I'm liking these!
>>6, is there anything in particular from the speech that you find yourself quoting most? What part of it sticks out most to you?
>>7 Rants are great! Glad you were okay posting it on here. Hopefully this community is some sort of safe haven from what you described therein.
>>8 I'd love to read the story when you do get around to writing it. Often, I've found, you just need to get the first words out.

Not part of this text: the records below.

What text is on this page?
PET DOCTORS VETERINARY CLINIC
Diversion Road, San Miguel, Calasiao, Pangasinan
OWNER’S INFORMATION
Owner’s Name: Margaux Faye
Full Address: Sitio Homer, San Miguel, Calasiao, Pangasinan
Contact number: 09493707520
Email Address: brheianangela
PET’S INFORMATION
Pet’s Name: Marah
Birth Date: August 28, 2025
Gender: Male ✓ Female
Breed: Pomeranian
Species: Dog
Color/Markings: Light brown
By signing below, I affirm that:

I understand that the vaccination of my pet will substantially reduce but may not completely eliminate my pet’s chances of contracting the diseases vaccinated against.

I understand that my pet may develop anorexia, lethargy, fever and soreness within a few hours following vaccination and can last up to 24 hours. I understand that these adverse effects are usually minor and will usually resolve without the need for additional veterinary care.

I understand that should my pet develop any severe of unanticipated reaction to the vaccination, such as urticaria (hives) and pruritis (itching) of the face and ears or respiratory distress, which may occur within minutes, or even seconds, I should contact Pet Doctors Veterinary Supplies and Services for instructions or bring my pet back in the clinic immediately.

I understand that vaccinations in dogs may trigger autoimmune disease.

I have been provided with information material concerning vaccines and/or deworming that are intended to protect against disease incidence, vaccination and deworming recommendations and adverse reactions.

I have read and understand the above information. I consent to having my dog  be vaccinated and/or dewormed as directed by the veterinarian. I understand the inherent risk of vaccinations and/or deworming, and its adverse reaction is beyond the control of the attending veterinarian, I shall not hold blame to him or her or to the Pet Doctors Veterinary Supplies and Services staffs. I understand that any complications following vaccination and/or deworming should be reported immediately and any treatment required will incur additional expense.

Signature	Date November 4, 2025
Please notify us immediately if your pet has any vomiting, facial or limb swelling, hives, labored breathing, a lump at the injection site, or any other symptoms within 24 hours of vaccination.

Anyway, since there have been a few more selections, I'm going to add one more -- "Ozymandias" by Percy Sehlley (in its entirety):
I met a traveler from an antique land,
Who said--
"Two vast and trunkless legs
of stone
Stand in the desert. Near them,
on the sand,
Half sunk, a shattered visage lies,
whose frown
And wrinkled lip, and sneer of
cold command
Tell that its sculptor well those
passions read
Which yet survive, stamped on these
lifeless things,
The hand that mocked them and the heart
that fed.
And on the pedestal, these words
appear:
'My name is Ozymandias! King
of Kings!
Look on my works, ye mighty, and
despair!'
Nothing beside remains.
Round the decay of that colossal wreck,
boundless and bare,
The lone and level sands stretch
far away."
I memorized this poem at the beginning of the school year in order to write it on my first World History test. This was in part because we had covered Egypt largely during the unit, but it was also a preface to the rest of the course because of the themes the poem expresses. Shelley wrote this poem following the announcement of the uncovering of the
Younger Memnon, based upon the account of Diodorus Siculus of what was written on the statue's pedestal. The poem has a major focus on wonder and grandiosity, and seems to suggest that this is folly. However, it hints more at Ozymandias's own hand in the deterioration of his empire -- that he had as much a part in it returning to the "lone and level sands" as he did in constructing it in the first place. Because of this, it is more of a cautionary tale, warning the reader against becoming so caught up in what they do that it becomes all they are, for doing so would surely mean disaster at the sight of any minor upset.
I usually find myself quoting this in discussions about GPAs and college applications. My friends tend to get so caught up in maintaining a good outward appearance that they forget to look inward, and I know many who have been rejected by the colleges they wanted simply because they had no depth. Of course, their plans have come to nothing, and it seems like the end of a long-standing civilization, such as the one in the poem. They then become the traveler the speaker of the poem once met, who lived in the shadows of the past for some time before somehow actually
travelling in order for this exchange to happen in the first place.
These travelers, through losing their greatness, have set out on their "beautiful journey", and will one day reach their respective Ithacas should their souls not set up before them the idea of failure.
See, I told you this was basically just English class.